Federal legislation implies that schools are obligated to make sure that “no child is left behind.” Unfortunately this focus has caused many schools to neglect a significant group: gifted and talented students. Many gifted students are bored in class, are overlooked by teachers, and often there is a lack of school programming specifically catered to their needs. The National Association for Gifted Children found that 73 percent of teachers agree that “too often, the brightest students are bored and under-challenged in school,” and that “We’re not giving them a sufficient chance to thrive.”

Schools promise to challenge every student. By failing to acknowledge the necessity of gifted and talented programs, we are breaking that promise.

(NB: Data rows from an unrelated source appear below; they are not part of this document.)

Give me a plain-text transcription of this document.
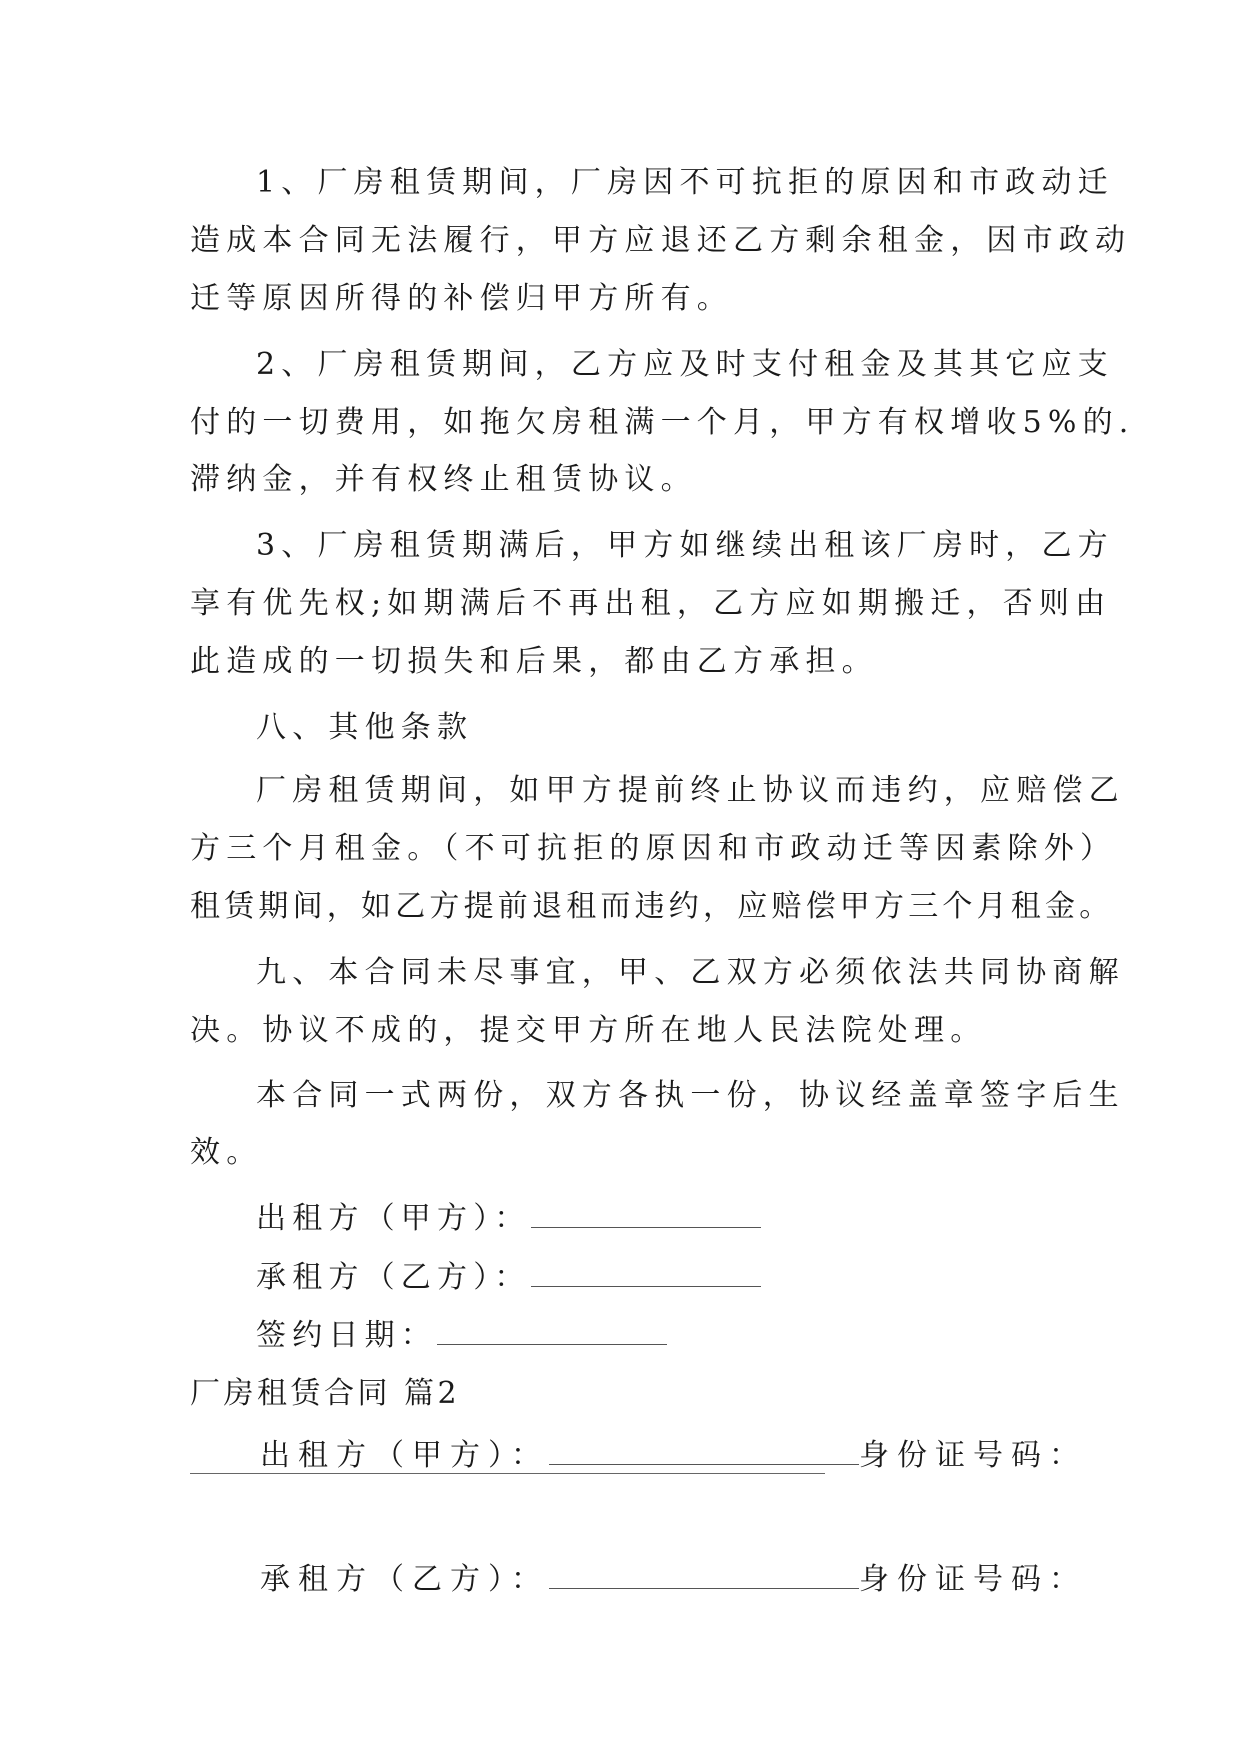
1、厂房租赁期间，厂房因不可抗拒的原因和市政动迁
造成本合同无法履行，甲方应退还乙方剩余租金，因市政动
迁等原因所得的补偿归甲方所有。
2、厂房租赁期间，乙方应及时支付租金及其其它应支
付的一切费用，如拖欠房租满一个月，甲方有权增收5%的.
滞纳金，并有权终止租赁协议。
3、厂房租赁期满后，甲方如继续出租该厂房时，乙方
享有优先权;如期满后不再出租，乙方应如期搬迁，否则由
此造成的一切损失和后果，都由乙方承担。
八、其他条款
厂房租赁期间，如甲方提前终止协议而违约，应赔偿乙
方三个月租金。（不可抗拒的原因和市政动迁等因素除外）
租赁期间，如乙方提前退租而违约，应赔偿甲方三个月租金。
九、本合同未尽事宜，甲、乙双方必须依法共同协商解
决。协议不成的，提交甲方所在地人民法院处理。
本合同一式两份，双方各执一份，协议经盖章签字后生
效。
出租方（甲方）：
承租方（乙方）：
签约日期：
厂房租赁合同 篇2
出租方（甲方）：	身份证号码：
承租方（乙方）：	身份证号码：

According to a study by the National Research Center on the Gifted and Talented, 50 percent of gifted students have already mastered the average curriculum by the time they enter the classroom. The study also states that these students were then exempt from certain tests or class discussions after showing proficiency in a topic. Since most gifted students have already mastered the curriculum, many teachers divert their attention towards students with greater needs, leaving gifted students deprived of a stimulating curriculum and to their own devices to challenge themselves.

While many schools have gifted and talented programs, there is not a federal law that requires schools to identify gifted and talented students. Without this federal guidance, many states are not requiring that these students have access to the programs they need to thrive. Of the 44 states that responded to a National Association for Gifted Children’s survey about the provision of gifted and talented programs, only 31 indicated that they require schools to provide gifted and talented services. Only four of these states fully fund that requirement.

Fortunately, emerging research shows that there are ways for challenging activities to be embedded into the traditional classroom without requiring expensive pull-out programs. For example, new curriculum models that call for small groups in the classroom would decrease the need for separate staff, classroom space, or a copious amount of resources. Similarly, some districts are having success by letting students take classes based on their mastery of material, rather than waiting to the end of the year to promote them. But these kinds of gifted and talented programs cannot be implemented wholesale without making significant changes to our current education system.

Turning around low-performing schools and targeting struggling students are crucial to improving student outcomes. We shouldn’t forget, however, that there are gifted and talented students who are being “left behind” just because they SCORE “proficient” on a test. Our goal must be to improve outcomes for all students, and that means investing time in gifted and talented students as well.